The order reversed the presumption in favor of classification and required specific identification of feared harm to the national security. It also provided for automatic declassification of information more than 25 years old, with exceptions limited to only especially sensitive information described in the order.
It was later revealed that the FBI was given an almost wholesale exemption from the automatic declassification requirements. As the five-year deadline for compliance with the 25-year rule approached, other agencies obtained piece-meal extensions and exemptions. At the same time, Congress attacked and seriously weakened the concept of automatic declassification in the name of protecting nuclear secrets.
The final version of the Executive Order dropped the key provision sought by the openness community, which had appeared in an earlier draft: a requirement that in deciding whether to declassify information, the public interest in knowing the information be weighed against the harm to the national security from disclosure.
Human rights information
The Clinton administration ordered unprecedented release of recent CIA and other records concerning human rights abuses in Guatemala. The administration then issued a sweeping order to declassify records on years of human rights abuses in Chile, including still unacknowledged CIA covert actions there.
The administration’s record is more mixed in the following areas:
In 1996, Electronic Freedom of Information Act amendments were finally passed. While the commitment was made to make information available electronically, four years later, implementation is spotty at best. The National Archives is currently undertaking a massive effort to move record keeping, preservation and disclosure into the electronic age. But some in the access community are worried that this is too little, too late.
In April 1996, President Clinton announced that in his view the intelligence budget may safely be declassified without harming the national security. Instead of releasing the number, however, he invited Congress to do so. In October 1997, after being sued by Steven Aftergood at the Federation of American Scientists, the CIA director released the FY 97 intelligence budget; the FY 98 budget was released six months later after Aftergood threatened a second lawsuit. But when Aftergood requested the FY 99 budget, the CIA reversed itself — in the middle of impeachment proceedings — and refused to release the information; the White House acquiesced and the number is again an official secret.
Some of the Clinton administration actions detrimental to access:
In response to a lawsuit seeking access to the electronic records at the White House, the administration reversed a 25-year-old policy and announced that National Security Council records are not subject to the Freedom of Information Act, a position ultimately sustained by the courts.
The administration killed Sen. Moynihan’s government secrecy reform legislation that included a requirement that the public interest balancing test be considered by judges when reviewing agency decisions to withhold classified information sought under the Freedom of Information Act.
The administration’s objection to strengthening judicial oversight of refusals to declassify information under the Freedom of Information Act was not limited to attempting to preserve the status quo.
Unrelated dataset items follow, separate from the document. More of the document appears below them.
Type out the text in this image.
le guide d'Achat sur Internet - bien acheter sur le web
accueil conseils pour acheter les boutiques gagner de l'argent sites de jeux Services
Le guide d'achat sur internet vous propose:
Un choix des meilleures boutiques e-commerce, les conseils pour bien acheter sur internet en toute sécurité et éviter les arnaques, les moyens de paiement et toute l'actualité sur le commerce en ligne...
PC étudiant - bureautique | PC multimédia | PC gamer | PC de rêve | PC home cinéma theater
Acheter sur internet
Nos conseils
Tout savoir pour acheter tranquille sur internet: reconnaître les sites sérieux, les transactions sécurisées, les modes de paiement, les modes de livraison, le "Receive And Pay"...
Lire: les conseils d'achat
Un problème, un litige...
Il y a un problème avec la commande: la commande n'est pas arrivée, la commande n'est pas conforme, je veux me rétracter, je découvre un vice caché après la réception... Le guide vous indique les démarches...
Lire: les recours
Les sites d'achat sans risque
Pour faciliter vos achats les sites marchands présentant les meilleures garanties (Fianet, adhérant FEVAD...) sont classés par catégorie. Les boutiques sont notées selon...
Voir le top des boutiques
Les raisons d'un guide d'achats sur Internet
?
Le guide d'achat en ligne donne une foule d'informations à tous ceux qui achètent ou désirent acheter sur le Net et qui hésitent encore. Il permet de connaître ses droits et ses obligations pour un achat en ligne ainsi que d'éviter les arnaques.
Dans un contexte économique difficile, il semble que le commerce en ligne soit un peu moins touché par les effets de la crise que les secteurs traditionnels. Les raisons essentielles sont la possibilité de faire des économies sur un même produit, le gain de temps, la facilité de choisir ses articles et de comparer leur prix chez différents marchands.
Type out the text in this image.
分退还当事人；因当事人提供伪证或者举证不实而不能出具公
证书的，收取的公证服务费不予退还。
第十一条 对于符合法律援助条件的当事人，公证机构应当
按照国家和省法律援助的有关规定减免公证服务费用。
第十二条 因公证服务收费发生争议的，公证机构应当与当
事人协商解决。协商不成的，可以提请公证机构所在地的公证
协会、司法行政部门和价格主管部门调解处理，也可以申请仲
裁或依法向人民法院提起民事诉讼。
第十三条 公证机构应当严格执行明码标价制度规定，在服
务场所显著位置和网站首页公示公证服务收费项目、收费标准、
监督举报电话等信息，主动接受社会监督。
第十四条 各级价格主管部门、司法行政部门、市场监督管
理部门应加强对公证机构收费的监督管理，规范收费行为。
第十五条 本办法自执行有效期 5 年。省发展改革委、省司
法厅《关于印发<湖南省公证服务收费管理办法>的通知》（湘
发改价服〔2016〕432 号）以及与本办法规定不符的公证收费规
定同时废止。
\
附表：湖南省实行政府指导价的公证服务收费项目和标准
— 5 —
In the Weatherhead case, the administration sought to eviscerate any semblance of judicial review, even suggesting that the Pentagon Papers case was wrongly decided. In that instance, the administration made the extraordinary and extreme argument that any rule that results in the disclosure of classified documents under the FOI over the objection of the government is unconstitutional. Two days after the FOI plaintiff and the openness community filed briefs, the government suddenly released the document and mooted the case.
Actions still pending:
Critical infrastructure information
In early 2000, the administration floated a wide-ranging proposal that would reverse fundamental principles of Freedom of Information in the name of protecting against threats to critical infrastructures.
Kate Martin is general counsel for the National Security Archive and director of the Center for National Security Studies.